If my boss was a Tv series, I think she'd be "Lost", not cos she's lost all the time, but it's just that whenever you think something's about to end, it doesn't. I've even quit watching Lost, but I'm glad I haven't quit on Boss yet. I was pretty disappointed lately because her initial plan was to leave Burma on the first of July and I've been a sick duck at home, having my regular tea breaks with my thermometer. I have to say, I was pretty happy seeing her change her departure plan to saturday. CuteDork always saves the day. Boss is so in love with him it's cute! Yeah, good things happen to couples who are far apart. hahahaha biased much?

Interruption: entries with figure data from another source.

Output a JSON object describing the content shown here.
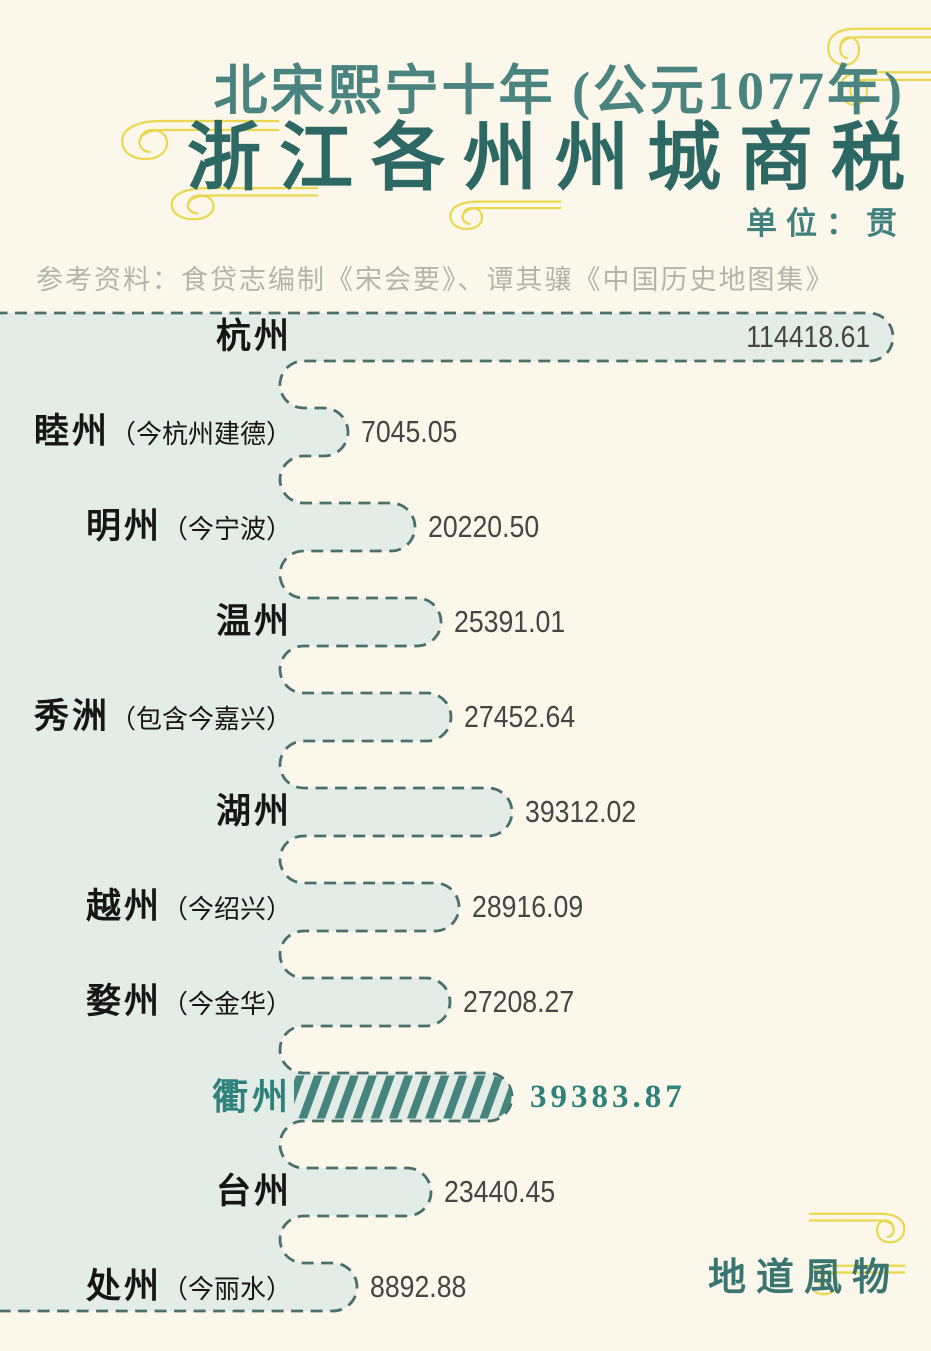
{
  "header": {
    "era_line": "北宋熙宁十年 (公元1077年)",
    "title": "浙江各州州城商税",
    "unit_label": "单位：贯",
    "source": "参考资料：食贷志编制《宋会要》、谭其骧《中国历史地图集》"
  },
  "chart_data": {
    "type": "bar",
    "orientation": "horizontal",
    "unit": "贯",
    "title": "北宋熙宁十年 (公元1077年) 浙江各州州城商税",
    "categories": [
      "杭州",
      "睦州（今杭州建德）",
      "明州（今宁波）",
      "温州",
      "秀洲（包含今嘉兴）",
      "湖州",
      "越州（今绍兴）",
      "婺州（今金华）",
      "衢州",
      "台州",
      "处州（今丽水）"
    ],
    "rows": [
      {
        "name": "杭州",
        "note": "",
        "value": 114418.61,
        "value_inside": true,
        "highlight": false
      },
      {
        "name": "睦州",
        "note": "（今杭州建德）",
        "value": 7045.05,
        "value_inside": false,
        "highlight": false
      },
      {
        "name": "明州",
        "note": "（今宁波）",
        "value": 20220.5,
        "value_inside": false,
        "highlight": false
      },
      {
        "name": "温州",
        "note": "",
        "value": 25391.01,
        "value_inside": false,
        "highlight": false
      },
      {
        "name": "秀洲",
        "note": "（包含今嘉兴）",
        "value": 27452.64,
        "value_inside": false,
        "highlight": false
      },
      {
        "name": "湖州",
        "note": "",
        "value": 39312.02,
        "value_inside": false,
        "highlight": false
      },
      {
        "name": "越州",
        "note": "（今绍兴）",
        "value": 28916.09,
        "value_inside": false,
        "highlight": false
      },
      {
        "name": "婺州",
        "note": "（今金华）",
        "value": 27208.27,
        "value_inside": false,
        "highlight": false
      },
      {
        "name": "衢州",
        "note": "",
        "value": 39383.87,
        "value_inside": false,
        "highlight": true
      },
      {
        "name": "台州",
        "note": "",
        "value": 23440.45,
        "value_inside": false,
        "highlight": false
      },
      {
        "name": "处州",
        "note": "（今丽水）",
        "value": 8892.88,
        "value_inside": false,
        "highlight": false
      }
    ],
    "highlight_category": "衢州",
    "legend": "none",
    "grid": "off"
  },
  "footer": {
    "logo": "地道風物"
  },
  "colors": {
    "background": "#fbf8eb",
    "bar_fill": "#e3ece6",
    "bar_outline": "#4b6f6b",
    "accent_teal": "#2f827b",
    "title_teal_dark": "#2e6864",
    "title_teal_light": "#4a8380",
    "hatch_stripe": "#45857e",
    "ornament_yellow": "#e9d84f",
    "source_gray": "#b5b4ac"
  }
}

I was checking out Facebook today and I saw two of my schoolmates who had uploaded pics of them revisiting our old school. They managed to take pics of the new school, given it's been pretty spiffily furnished, from so much different angles that it felt like I was there myself. It's funny how much I could relate. The place I used to sip soda from a bag. The place I used to eat lunch with my friends; the place I used to watch those sporty people play sports. Call it guilt but I felt somewhat uneasy not actually wanting to pay a visit to that school. To be honest, I've only stayed there from grade five til nine, and I skipped grade eight. So three years was not much of a memorable milestone for me. The school before that was like three years as well. So, if you ask me, I have NO SCHOOLS that I'm so attached to. I never care to go to school reunions and I think it's just an excuse to see what your old classmates are doing and if they know who Jimmy Choo is, let alone afford it. I don't know.. I don't really like schools I guess.

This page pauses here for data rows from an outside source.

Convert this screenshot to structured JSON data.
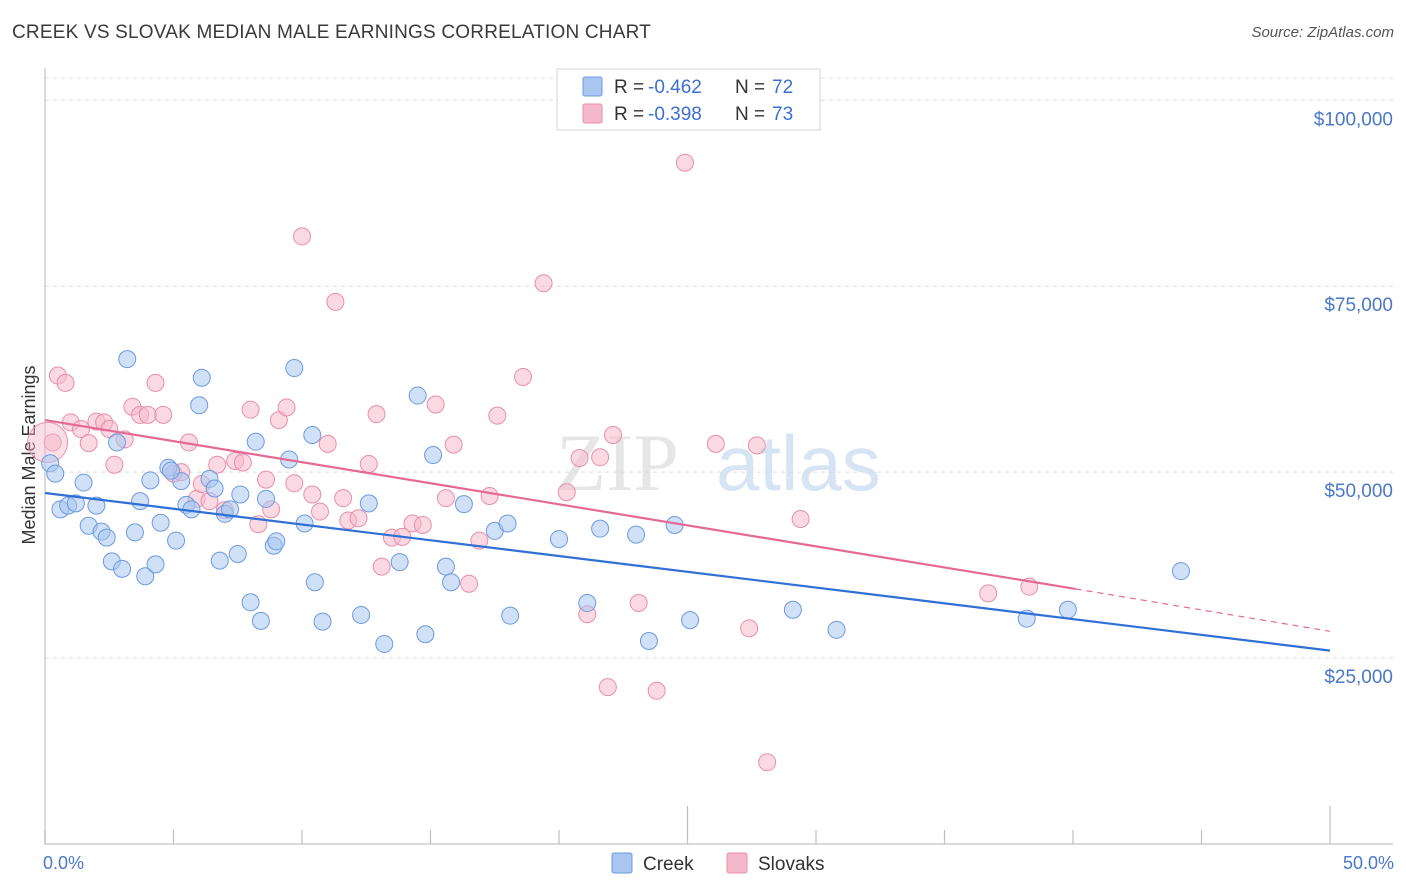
{
  "title": "CREEK VS SLOVAK MEDIAN MALE EARNINGS CORRELATION CHART",
  "source": "Source: ZipAtlas.com",
  "watermark": {
    "zip": "ZIP",
    "atlas": "atlas"
  },
  "colors": {
    "creek_fill": "#a8c6f0",
    "creek_stroke": "#6d9be0",
    "creek_line": "#2f6fd6",
    "slovak_fill": "#f6b9cb",
    "slovak_stroke": "#ea8eab",
    "slovak_line": "#e46a95",
    "grid": "#dcdcdc",
    "axis_label": "#4a78c8"
  },
  "legend": {
    "rows": [
      {
        "r_label": "R =",
        "r_value": "-0.462",
        "n_label": "N =",
        "n_value": "72"
      },
      {
        "r_label": "R =",
        "r_value": "-0.398",
        "n_label": "N =",
        "n_value": "73"
      }
    ]
  },
  "chart_data": {
    "type": "scatter",
    "title": "CREEK VS SLOVAK MEDIAN MALE EARNINGS CORRELATION CHART",
    "xlabel": "",
    "ylabel": "Median Male Earnings",
    "xlim": [
      0,
      50
    ],
    "ylim": [
      0,
      103000
    ],
    "x_tick_labels": [
      "0.0%",
      "50.0%"
    ],
    "y_ticks": [
      25000,
      50000,
      75000,
      100000
    ],
    "y_tick_labels": [
      "$25,000",
      "$50,000",
      "$75,000",
      "$100,000"
    ],
    "legend_labels": [
      "Creek",
      "Slovaks"
    ],
    "series": [
      {
        "name": "Creek",
        "trend": {
          "x": [
            0,
            50
          ],
          "y": [
            47200,
            26000
          ]
        },
        "points": [
          [
            0.2,
            51200
          ],
          [
            0.4,
            49800
          ],
          [
            0.6,
            45000
          ],
          [
            0.9,
            45500
          ],
          [
            1.2,
            45800
          ],
          [
            1.5,
            48600
          ],
          [
            1.7,
            42800
          ],
          [
            2.0,
            45500
          ],
          [
            2.2,
            42000
          ],
          [
            2.4,
            41200
          ],
          [
            2.6,
            38000
          ],
          [
            2.8,
            54000
          ],
          [
            3.0,
            37000
          ],
          [
            3.2,
            65200
          ],
          [
            3.5,
            41900
          ],
          [
            3.7,
            46100
          ],
          [
            3.9,
            36000
          ],
          [
            4.1,
            48900
          ],
          [
            4.3,
            37600
          ],
          [
            4.5,
            43200
          ],
          [
            4.8,
            50600
          ],
          [
            5.1,
            40800
          ],
          [
            5.3,
            48800
          ],
          [
            5.5,
            45600
          ],
          [
            5.7,
            45000
          ],
          [
            6.0,
            59000
          ],
          [
            6.1,
            62700
          ],
          [
            6.4,
            49100
          ],
          [
            6.6,
            47800
          ],
          [
            6.8,
            38100
          ],
          [
            7.0,
            44400
          ],
          [
            7.2,
            45000
          ],
          [
            7.5,
            39000
          ],
          [
            7.6,
            47000
          ],
          [
            8.0,
            32500
          ],
          [
            8.2,
            54100
          ],
          [
            8.4,
            30000
          ],
          [
            8.6,
            46400
          ],
          [
            8.9,
            40100
          ],
          [
            9.0,
            40700
          ],
          [
            9.5,
            51700
          ],
          [
            9.7,
            64000
          ],
          [
            10.1,
            43100
          ],
          [
            10.5,
            35200
          ],
          [
            10.8,
            29900
          ],
          [
            10.4,
            55000
          ],
          [
            12.3,
            30800
          ],
          [
            12.6,
            45800
          ],
          [
            13.2,
            26900
          ],
          [
            13.8,
            37900
          ],
          [
            14.5,
            60300
          ],
          [
            14.8,
            28200
          ],
          [
            15.1,
            52300
          ],
          [
            15.6,
            37300
          ],
          [
            15.8,
            35200
          ],
          [
            16.3,
            45700
          ],
          [
            17.5,
            42100
          ],
          [
            18.0,
            43100
          ],
          [
            18.1,
            30700
          ],
          [
            20.0,
            41000
          ],
          [
            21.1,
            32400
          ],
          [
            21.6,
            42400
          ],
          [
            23.0,
            41600
          ],
          [
            23.5,
            27300
          ],
          [
            24.5,
            42900
          ],
          [
            25.1,
            30100
          ],
          [
            29.1,
            31500
          ],
          [
            30.8,
            28800
          ],
          [
            38.2,
            30300
          ],
          [
            39.8,
            31500
          ],
          [
            44.2,
            36700
          ],
          [
            4.9,
            50200
          ]
        ]
      },
      {
        "name": "Slovaks",
        "trend": {
          "x": [
            0,
            40.1
          ],
          "y": [
            57000,
            34300
          ]
        },
        "trend_dashed": {
          "x": [
            40.1,
            50
          ],
          "y": [
            34300,
            28600
          ]
        },
        "points": [
          [
            0.3,
            54000
          ],
          [
            0.5,
            63000
          ],
          [
            0.8,
            62000
          ],
          [
            1.0,
            56700
          ],
          [
            1.4,
            55800
          ],
          [
            1.7,
            53900
          ],
          [
            2.0,
            56800
          ],
          [
            2.3,
            56700
          ],
          [
            2.5,
            55800
          ],
          [
            2.7,
            51000
          ],
          [
            3.1,
            54400
          ],
          [
            3.4,
            58800
          ],
          [
            3.7,
            57700
          ],
          [
            4.0,
            57700
          ],
          [
            4.3,
            62000
          ],
          [
            4.6,
            57700
          ],
          [
            5.0,
            49800
          ],
          [
            5.3,
            50000
          ],
          [
            5.6,
            54000
          ],
          [
            5.9,
            46400
          ],
          [
            6.1,
            48400
          ],
          [
            6.4,
            46100
          ],
          [
            6.7,
            51000
          ],
          [
            7.0,
            44900
          ],
          [
            7.4,
            51500
          ],
          [
            7.7,
            51300
          ],
          [
            8.0,
            58400
          ],
          [
            8.3,
            43000
          ],
          [
            8.6,
            49000
          ],
          [
            8.8,
            45000
          ],
          [
            9.1,
            57000
          ],
          [
            9.4,
            58700
          ],
          [
            9.7,
            48500
          ],
          [
            10.0,
            81700
          ],
          [
            10.4,
            47000
          ],
          [
            10.7,
            44700
          ],
          [
            11.0,
            53800
          ],
          [
            11.3,
            72900
          ],
          [
            11.6,
            46500
          ],
          [
            11.8,
            43500
          ],
          [
            12.2,
            43800
          ],
          [
            12.6,
            51100
          ],
          [
            12.9,
            57800
          ],
          [
            13.1,
            37300
          ],
          [
            13.5,
            41200
          ],
          [
            13.9,
            41300
          ],
          [
            14.3,
            43100
          ],
          [
            14.7,
            42900
          ],
          [
            15.2,
            59100
          ],
          [
            15.6,
            46500
          ],
          [
            15.9,
            53700
          ],
          [
            16.5,
            35000
          ],
          [
            16.9,
            40800
          ],
          [
            17.3,
            46800
          ],
          [
            17.6,
            57600
          ],
          [
            18.6,
            62800
          ],
          [
            19.4,
            75400
          ],
          [
            20.3,
            47300
          ],
          [
            20.8,
            51900
          ],
          [
            21.1,
            30900
          ],
          [
            21.6,
            52000
          ],
          [
            21.9,
            21100
          ],
          [
            22.1,
            55000
          ],
          [
            23.1,
            32400
          ],
          [
            23.8,
            20600
          ],
          [
            24.9,
            91600
          ],
          [
            26.1,
            53800
          ],
          [
            27.4,
            29000
          ],
          [
            27.7,
            53600
          ],
          [
            28.1,
            11000
          ],
          [
            29.4,
            43700
          ],
          [
            36.7,
            33700
          ],
          [
            38.3,
            34600
          ]
        ]
      }
    ]
  }
}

I am so used to be known as the reigning champion of the king for 'best timing' award. I would say the wrongest things at the wrongest time and things would just happen at the most awkward time. It's even funny how I actually made friends through my UN-PCness. God must've been kind on me. Today, after work, since I was in the mood to check out some movies at my dvd rental, I stopped by and as I was browsing through porn cd's, someone blindfolded me with his hands. It wasn't a blindfold actually but he hugged me from behind and he won't let me look at him. I asked who it was and he kept pushing me to this girl who was beside me. Well, to be honest I never knew the girl and everytime I see him and her in parties, it's either she would have full make up on or I'm just plain tipsy. So, I didn't really notice her but I guess my brain ain't as dead as I thought it was and I went 'so are you ....' and yes it was him. There I was standing with porn cds in my hand and my friend and his girlfriend asking me 'what are those'. Awkward huh? Given last time I hung out with him as friends was when he came and slept over at my place and watched porn. Oh god, porn and him. I have a love/hate thing for him actually. He's one of those people who's so socially cool but such a bit of an ass kisser at times. I don't know but I like people who have their own standards and have their own little thresholds with a bit of persona. He does qualify in the 'persona' department but being an ass kisser just totally demolish his 'standards' HP. TRL, I should call him, not cos of the late show but just cos it's his initials that resemble the late show.
Being sick is actually not half bad. I get to go on my ridiculous diet and I get to write a lot... hmm.. I wonder if carrie bradshaw was always sick!!!!